Una tranquilla sera di novembre

borgo-scacciaventiCava 19/11/15

Cappotto, borsa, un’occhiata ai capelli nello specchio dell’entrata e via.

Esco. La sera è bella. Non molto umida, non molto fredda. Una tranquilla sera di novembre.

Il giro è lo stesso che faccio da sempre, questa è la mia città, queste sono le mie strade, i miei negozi, i miei amici. Tra poco si vedrà tutto il bello del Natale, le luci, la gioia dei bambini, le speranze degli uomini.

Ma io sono sola.

Le mani le tengo in tasca, non stringono quelle solite.

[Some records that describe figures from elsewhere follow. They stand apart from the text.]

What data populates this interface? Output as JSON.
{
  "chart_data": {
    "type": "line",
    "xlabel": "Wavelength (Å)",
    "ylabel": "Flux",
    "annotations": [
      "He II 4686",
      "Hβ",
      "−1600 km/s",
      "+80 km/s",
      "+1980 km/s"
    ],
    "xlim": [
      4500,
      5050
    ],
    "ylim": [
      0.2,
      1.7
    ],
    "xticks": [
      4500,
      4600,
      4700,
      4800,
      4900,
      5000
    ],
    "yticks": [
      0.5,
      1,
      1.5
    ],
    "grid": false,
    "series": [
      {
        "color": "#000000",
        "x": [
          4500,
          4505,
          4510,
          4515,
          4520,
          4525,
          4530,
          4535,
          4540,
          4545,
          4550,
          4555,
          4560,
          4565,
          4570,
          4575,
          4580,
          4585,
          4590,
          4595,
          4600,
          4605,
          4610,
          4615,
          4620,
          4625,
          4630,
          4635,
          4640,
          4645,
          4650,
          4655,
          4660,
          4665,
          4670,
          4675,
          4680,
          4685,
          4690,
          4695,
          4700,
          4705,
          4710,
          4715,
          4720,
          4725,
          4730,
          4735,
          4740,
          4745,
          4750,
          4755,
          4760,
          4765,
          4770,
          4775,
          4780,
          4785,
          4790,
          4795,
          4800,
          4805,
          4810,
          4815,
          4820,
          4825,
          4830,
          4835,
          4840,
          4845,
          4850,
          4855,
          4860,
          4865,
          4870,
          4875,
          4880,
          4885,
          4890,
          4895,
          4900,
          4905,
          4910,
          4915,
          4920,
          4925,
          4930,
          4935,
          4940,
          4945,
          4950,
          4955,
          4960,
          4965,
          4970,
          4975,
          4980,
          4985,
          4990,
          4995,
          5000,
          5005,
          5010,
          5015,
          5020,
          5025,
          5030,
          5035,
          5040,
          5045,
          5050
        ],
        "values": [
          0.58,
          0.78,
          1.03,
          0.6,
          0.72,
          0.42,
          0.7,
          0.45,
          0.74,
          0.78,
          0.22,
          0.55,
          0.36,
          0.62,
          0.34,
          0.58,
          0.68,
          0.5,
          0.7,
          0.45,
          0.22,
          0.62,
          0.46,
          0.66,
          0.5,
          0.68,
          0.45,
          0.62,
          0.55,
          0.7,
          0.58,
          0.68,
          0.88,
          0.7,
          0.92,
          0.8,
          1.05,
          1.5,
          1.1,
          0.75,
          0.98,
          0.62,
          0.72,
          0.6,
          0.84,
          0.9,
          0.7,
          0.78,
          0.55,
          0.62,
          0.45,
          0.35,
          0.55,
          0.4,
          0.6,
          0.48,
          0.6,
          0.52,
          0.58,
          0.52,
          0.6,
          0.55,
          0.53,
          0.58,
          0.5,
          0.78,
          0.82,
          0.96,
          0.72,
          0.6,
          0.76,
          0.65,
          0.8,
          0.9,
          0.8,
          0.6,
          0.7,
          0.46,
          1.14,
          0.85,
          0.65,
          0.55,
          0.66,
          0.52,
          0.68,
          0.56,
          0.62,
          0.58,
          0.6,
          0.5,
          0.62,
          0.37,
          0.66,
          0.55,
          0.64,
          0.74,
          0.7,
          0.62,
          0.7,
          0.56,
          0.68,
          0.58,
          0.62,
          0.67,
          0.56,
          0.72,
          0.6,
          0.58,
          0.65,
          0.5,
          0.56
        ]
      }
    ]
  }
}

Guardo ma non parlo, non ho nessuno a  cui raccontare i miei pensieri; ma ho comunque voglia di pensarli e di raccoglierli. Ti ho lasciato solo. Per un po’, in quest’ultima sera prima che tu lasci me per sempre da sola.

Stasera potrò ancora tornare e trovarti. Non silenzioso, ma muto; non pensieroso, solo morto. Ma sarai ancora “a casa” quando tornerò. Per questo sono uscita.

Con gli occhi attenti e le orecchie tese, per cogliere quello che di nuovo c’è nell’aria e poterlo raccontare. Svelarti come saranno le mie future passeggiate, descriverti quale nuova prospettiva mi servirà per continuare a fare ciò che abbiamo sempre fatto e che poi farò da sola.

Ancora una sera insieme, l’ultima sera insieme.

Ci saranno altri giorni, altri momenti per pensare alle cose fatte e per vivere quelle nuove in cui non ci sarai. Ma stasera, ancora, mi aspetti a casa.